Par bonheur, le passager n'en saura rien. Sauf peut-être en cette nuit de l'Halloween.

L'Auto tient à remercier les complexes funéraires Yves Légaré et son représentant Philippe Olivier Bellini de leur inestimable collaboration à ce banc d'essai.

Photo André Pichette, La Presse

Sur la route, ce corbillard se dandine en cadence et flagorne plus sur l'autoroute que sur les boulevards.

ON AIME

Le respect qu'il impose et l'effet qu'il crée

Le kitsch de certains accessoires (pneus à flanc blanc, jupes d'ailes)

Le coffre, mais seulement quand il est vide

ON AIME MOINS

La consommation vampirique

Les nombreux bruits de caisse. Est-ce bien la caisse?

La visibilité arrière nulle

CE QU'IL FAUT RETENIR

Fourchette de prix (neuf): 78 000$ à 90 000$

Frais de transport et préparation: variables

Garantie de base: 36 mois/60 000 kilomètres

Consommation obtenue dans le cadre de l'essai: 24,7 L/100 km

SURVOL TECHNIQUE

Moteur: V8 ACC 5,7 litres

Puissance: 260 ch à 5000 tr/mn

Couple: 330 lb-pi à 3200 tr/mn

Poids: 2573 kg

Rapport poids-puissance: 9,8 kg/ch

Mode: Propulsion (roues arrière motrices)

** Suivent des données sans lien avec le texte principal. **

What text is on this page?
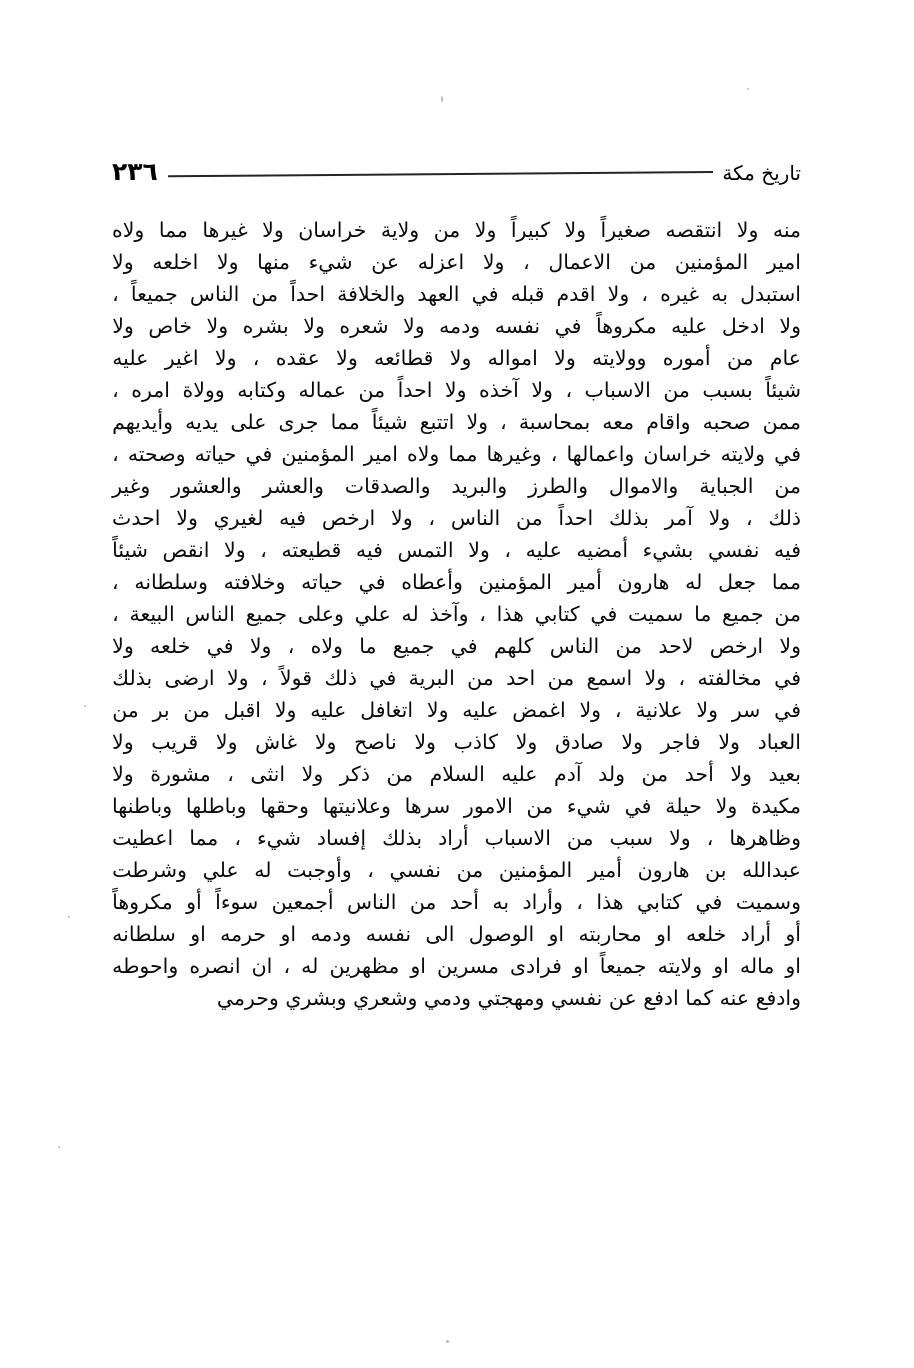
٢٣٦	تاريخ مكة
منه
ولا
انتقصه
صغيراً
ولا
كبيراً
ولا
من
ولاية
خراسان
ولا
غيرها
مما
ولاه
امير
المؤمنين
من
الاعمال
،
ولا
اعزله
عن
شيء
منها
ولا
اخلعه
ولا
استبدل
به
غيره
،
ولا
اقدم
قبله
في
العهد
والخلافة
احداً
من
الناس
جميعاً
،
ولا
ادخل
عليه
مكروهاً
في
نفسه
ودمه
ولا
شعره
ولا
بشره
ولا
خاص
ولا
عام
من
أموره
وولايته
ولا
امواله
ولا
قطائعه
ولا
عقده
،
ولا
اغير
عليه
شيئاً
بسبب
من
الاسباب
،
ولا
آخذه
ولا
احداً
من
عماله
وكتابه
وولاة
امره
،
ممن
صحبه
واقام
معه
بمحاسبة
،
ولا
اتتبع
شيئاً
مما
جرى
على
يديه
وأيديهم
في
ولايته
خراسان
واعمالها
،
وغيرها
مما
ولاه
امير
المؤمنين
في
حياته
وصحته
،
من
الجباية
والاموال
والطرز
والبريد
والصدقات
والعشر
والعشور
وغير
ذلك
،
ولا
آمر
بذلك
احداً
من
الناس
،
ولا
ارخص
فيه
لغيري
ولا
احدث
فيه
نفسي
بشيء
أمضيه
عليه
،
ولا
التمس
فيه
قطيعته
،
ولا
انقص
شيئاً
مما
جعل
له
هارون
أمير
المؤمنين
وأعطاه
في
حياته
وخلافته
وسلطانه
،
من
جميع
ما
سميت
في
كتابي
هذا
،
وآخذ
له
علي
وعلى
جميع
الناس
البيعة
،
ولا
ارخص
لاحد
من
الناس
كلهم
في
جميع
ما
ولاه
،
ولا
في
خلعه
ولا
في
مخالفته
،
ولا
اسمع
من
احد
من
البرية
في
ذلك
قولاً
،
ولا
ارضى
بذلك
في
سر
ولا
علانية
،
ولا
اغمض
عليه
ولا
اتغافل
عليه
ولا
اقبل
من
بر
من
العباد
ولا
فاجر
ولا
صادق
ولا
كاذب
ولا
ناصح
ولا
غاش
ولا
قريب
ولا
بعيد
ولا
أحد
من
ولد
آدم
عليه
السلام
من
ذكر
ولا
انثى
،
مشورة
ولا
مكيدة
ولا
حيلة
في
شيء
من
الامور
سرها
وعلانيتها
وحقها
وباطلها
وباطنها
وظاهرها
،
ولا
سبب
من
الاسباب
أراد
بذلك
إفساد
شيء
،
مما
اعطيت
عبدالله
بن
هارون
أمير
المؤمنين
من
نفسي
،
وأوجبت
له
علي
وشرطت
وسميت
في
كتابي
هذا
،
وأراد
به
أحد
من
الناس
أجمعين
سوءاً
أو
مكروهاً
أو
أراد
خلعه
او
محاربته
او
الوصول
الى
نفسه
ودمه
او
حرمه
او
سلطانه
او
ماله
او
ولايته
جميعاً
او
فرادى
مسرين
او
مظهرين
له
،
ان
انصره
واحوطه
وادفع عنه كما ادفع عن نفسي ومهجتي ودمي وشعري وبشري وحرمي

Transmission de série: Automatique 4 rapports

Transmission optionnelle: Aucune

Direction/Diamètre de braquage: Crémaillère/nd

Freins avant/arrière: Disque/disque

Pneus: 235/75R15

Capacité du réservoir/essence recommandée: 87 litres/ordinaire

Photo André Pichette, La Presse

Comme l'industrie automobile, les - rares - fabricants de véhicules funéraires maîtrisent parfaitement l'art de la personnalisation. Aujourd'hui, il en coûte entre 78 000$ et 90 000$ pour s'offrir un corbillard de l'année courante.